As I said, I need to do more research to confirm whats he's told me, as well as to find out more. Eventually, once I have all of the information I'm trying to get I will definitely be writing either a longer paper or an article that will be sent to every major helmet manufacturer, and any and all wakeboard magazines I can find, and to Dave here at WW in case he finds it beneficial.
Old     (phantom5815)      Join Date: Jul 2002       04-20-2008, 7:09 AM Reply   
If you read the 1st article I posted ,it will give you a better idea of what happens with the brain inside of its boney structure.

In an acceleration injury, as in a direct blow to the head, the force applied to the skull causes the skull to move away from the applied force. The brain does not move with the skull, and the skull impacts the brain, causing translation and deformation of the brain. The forces that result from either deceleration or acceleration of the brain can cause injury by direct mechanical effects on the various cellular components of the brain or by shear-type forces on axons. In addition to the translational forces, the brain can experience significant rotational forces, which can also lead to shear injuries.

There is no helmet that is going to stop that.
Like I said at end of my last article- Hopefully there will be studies soon to be released if someone followed through with the recommendation/suggestion
Being it is closing in on 3 yrs after that article and it take about 3 yrs to gather information for a research paper to be submitted published and presented.

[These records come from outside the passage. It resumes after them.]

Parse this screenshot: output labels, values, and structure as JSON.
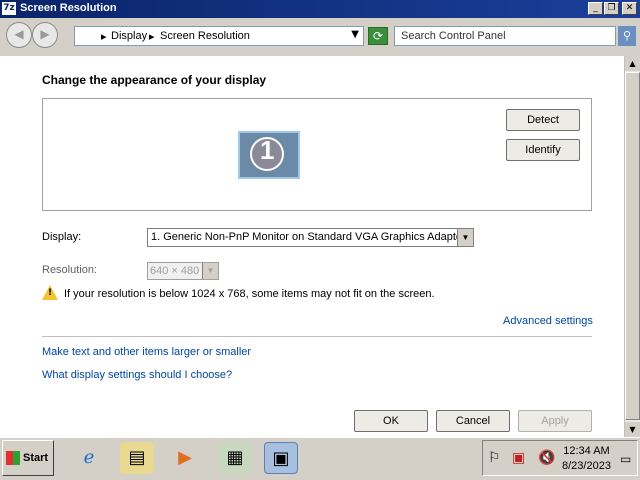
{
  "window": {
    "title": "Screen Resolution"
  },
  "address_bar": {
    "crumbs": [
      "Display",
      "Screen Resolution"
    ],
    "search_placeholder": "Search Control Panel"
  },
  "content": {
    "heading": "Change the appearance of your display",
    "monitor_number": "1",
    "detect_label": "Detect",
    "identify_label": "Identify",
    "display_label": "Display:",
    "display_value": "1. Generic Non-PnP Monitor on Standard VGA Graphics Adapter",
    "resolution_label": "Resolution:",
    "resolution_value": "640 × 480",
    "warning_text": "If your resolution is below 1024 x 768, some items may not fit on the screen.",
    "advanced_link": "Advanced settings",
    "link_text_size": "Make text and other items larger or smaller",
    "link_which_settings": "What display settings should I choose?"
  },
  "buttons": {
    "ok": "OK",
    "cancel": "Cancel",
    "apply": "Apply"
  },
  "taskbar": {
    "start_label": "Start",
    "clock_time": "12:34 AM",
    "clock_date": "8/23/2023"
  },
  "colors": {
    "titlebar": "#0a246a",
    "link": "#0046a0",
    "chrome": "#d4d0c8"
  }
}
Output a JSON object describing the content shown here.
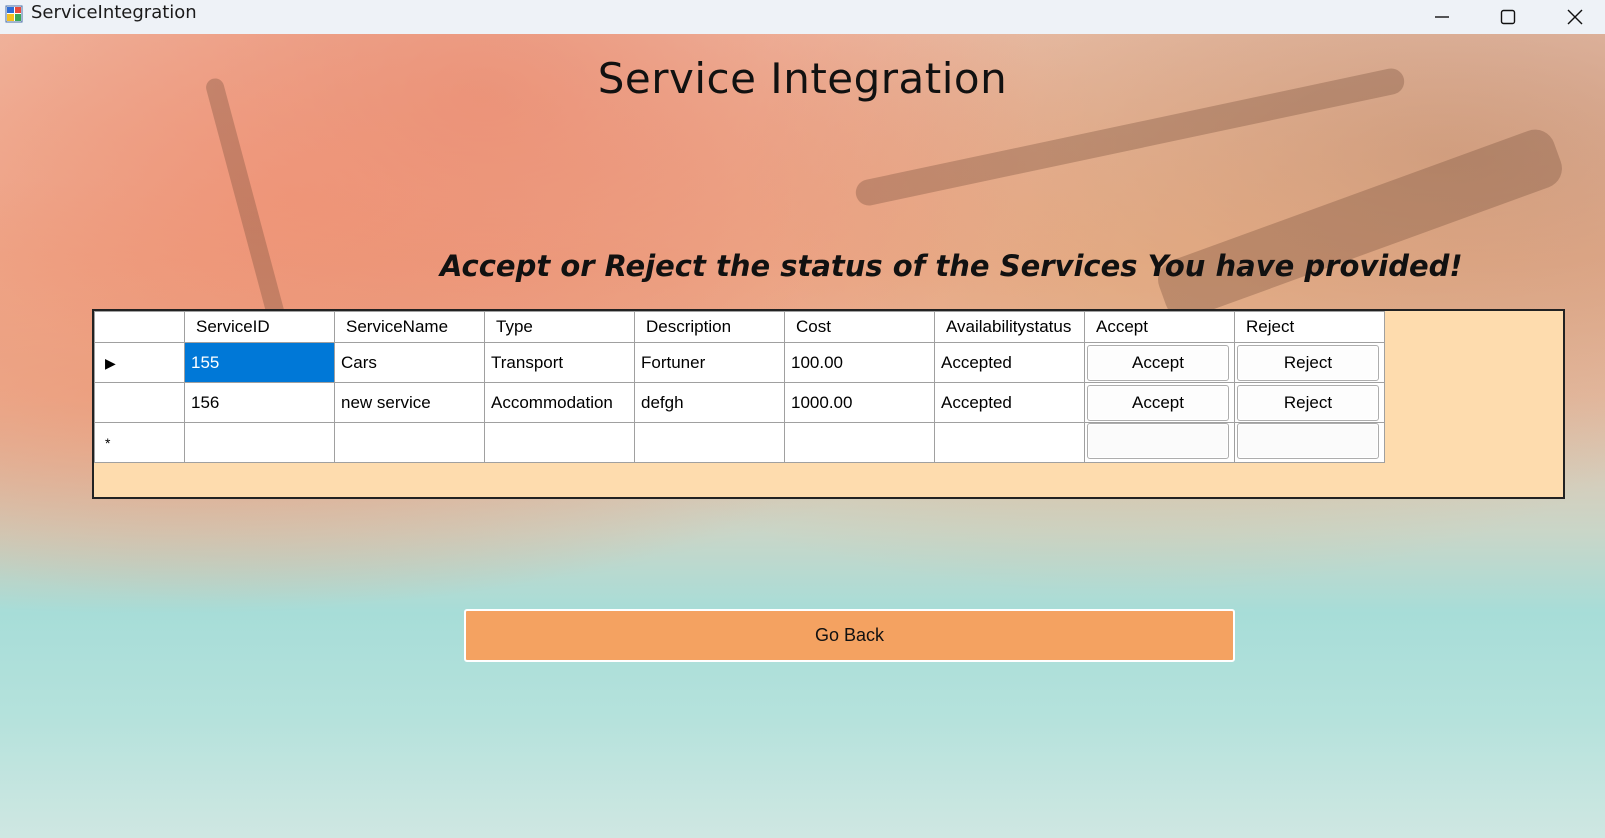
{
  "window": {
    "title": "ServiceIntegration",
    "minimize_icon": "minimize-icon",
    "maximize_icon": "maximize-icon",
    "close_icon": "close-icon"
  },
  "page": {
    "title": "Service Integration",
    "subtitle": "Accept or Reject the status of the Services You have provided!"
  },
  "grid": {
    "columns": [
      "ServiceID",
      "ServiceName",
      "Type",
      "Description",
      "Cost",
      "Availabilitystatus",
      "Accept",
      "Reject"
    ],
    "rows": [
      {
        "marker": "▶",
        "service_id": "155",
        "service_name": "Cars",
        "type": "Transport",
        "description": "Fortuner",
        "cost": "100.00",
        "availability": "Accepted",
        "accept": "Accept",
        "reject": "Reject"
      },
      {
        "marker": "",
        "service_id": "156",
        "service_name": "new service",
        "type": "Accommodation",
        "description": "defgh",
        "cost": "1000.00",
        "availability": "Accepted",
        "accept": "Accept",
        "reject": "Reject"
      }
    ],
    "new_row_marker": "*"
  },
  "buttons": {
    "go_back": "Go Back"
  },
  "colors": {
    "panel_bg": "#fedcae",
    "go_back_bg": "#f4a261",
    "selection": "#0078d7"
  }
}
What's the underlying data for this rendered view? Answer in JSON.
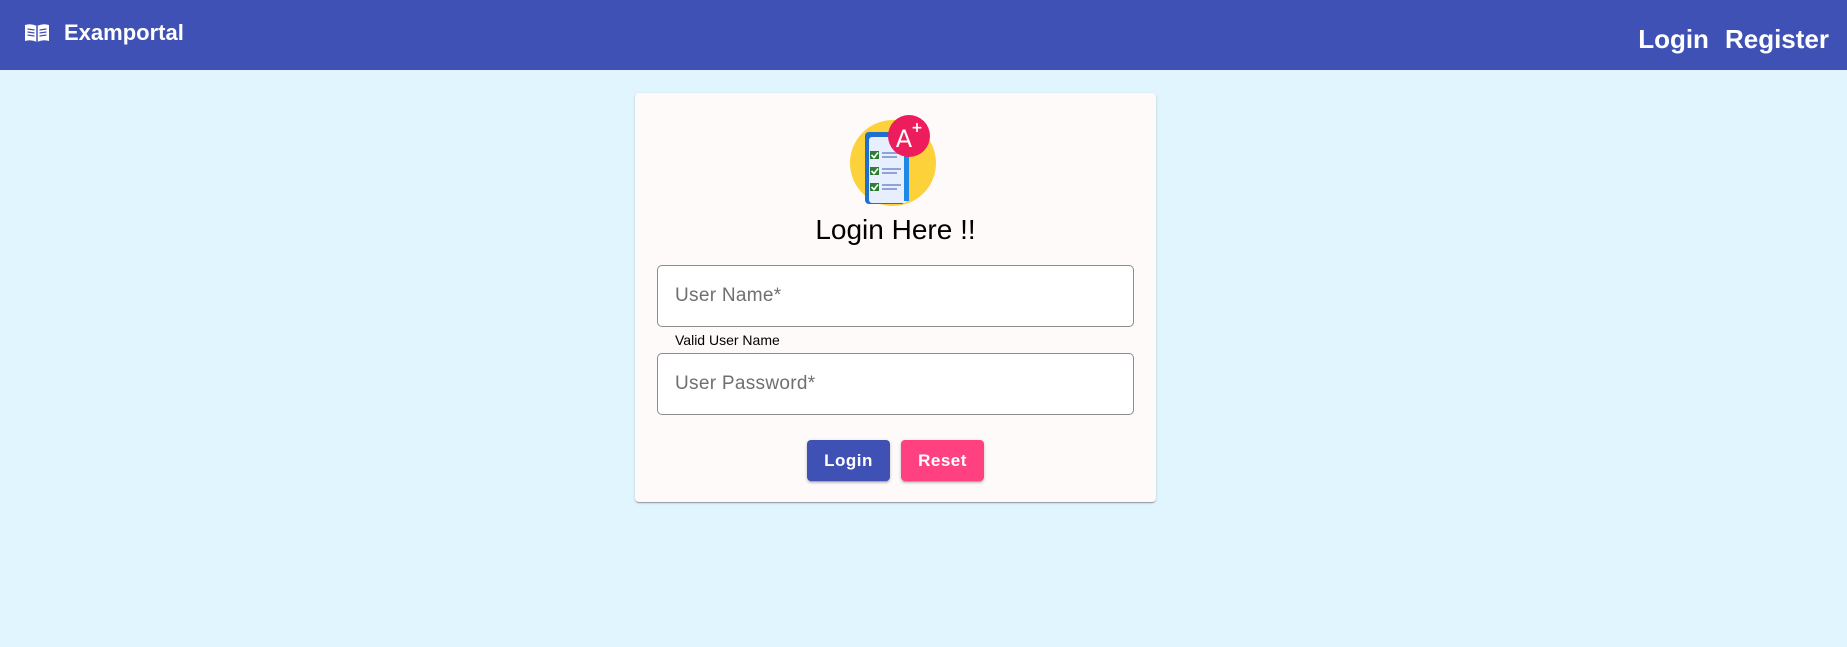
{
  "app": {
    "brand": "Examportal",
    "brand_icon": "book-open-icon"
  },
  "nav": {
    "login_label": "Login",
    "register_label": "Register"
  },
  "login_card": {
    "logo_icon": "exam-grade-a-plus-icon",
    "title": "Login Here !!",
    "username": {
      "value": "",
      "placeholder": "User Name*"
    },
    "username_hint": "Valid User Name",
    "password": {
      "value": "",
      "placeholder": "User Password*"
    },
    "login_button": "Login",
    "reset_button": "Reset"
  },
  "colors": {
    "primary": "#3f51b5",
    "accent": "#ff4081",
    "background": "#e1f5fe",
    "card": "#fffafa"
  }
}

(Message edited by phantom5815 on April 20, 2008)
Old     (wakerider111)      Join Date: Jul 2006       04-20-2008, 2:43 PM Reply   
HERE IT IS! my "soft shelled" wake helmet

Old     (veritas)      Join Date: Mar 2008       04-20-2008, 7:57 PM Reply   
The point of the helmet is to ABSORB some of that applied force, so less of it is actually applied to the skull.

As well as to protect in the event of a collision with a solid object- which about 50% of wakeboarding injuries to the head involve (lacerations).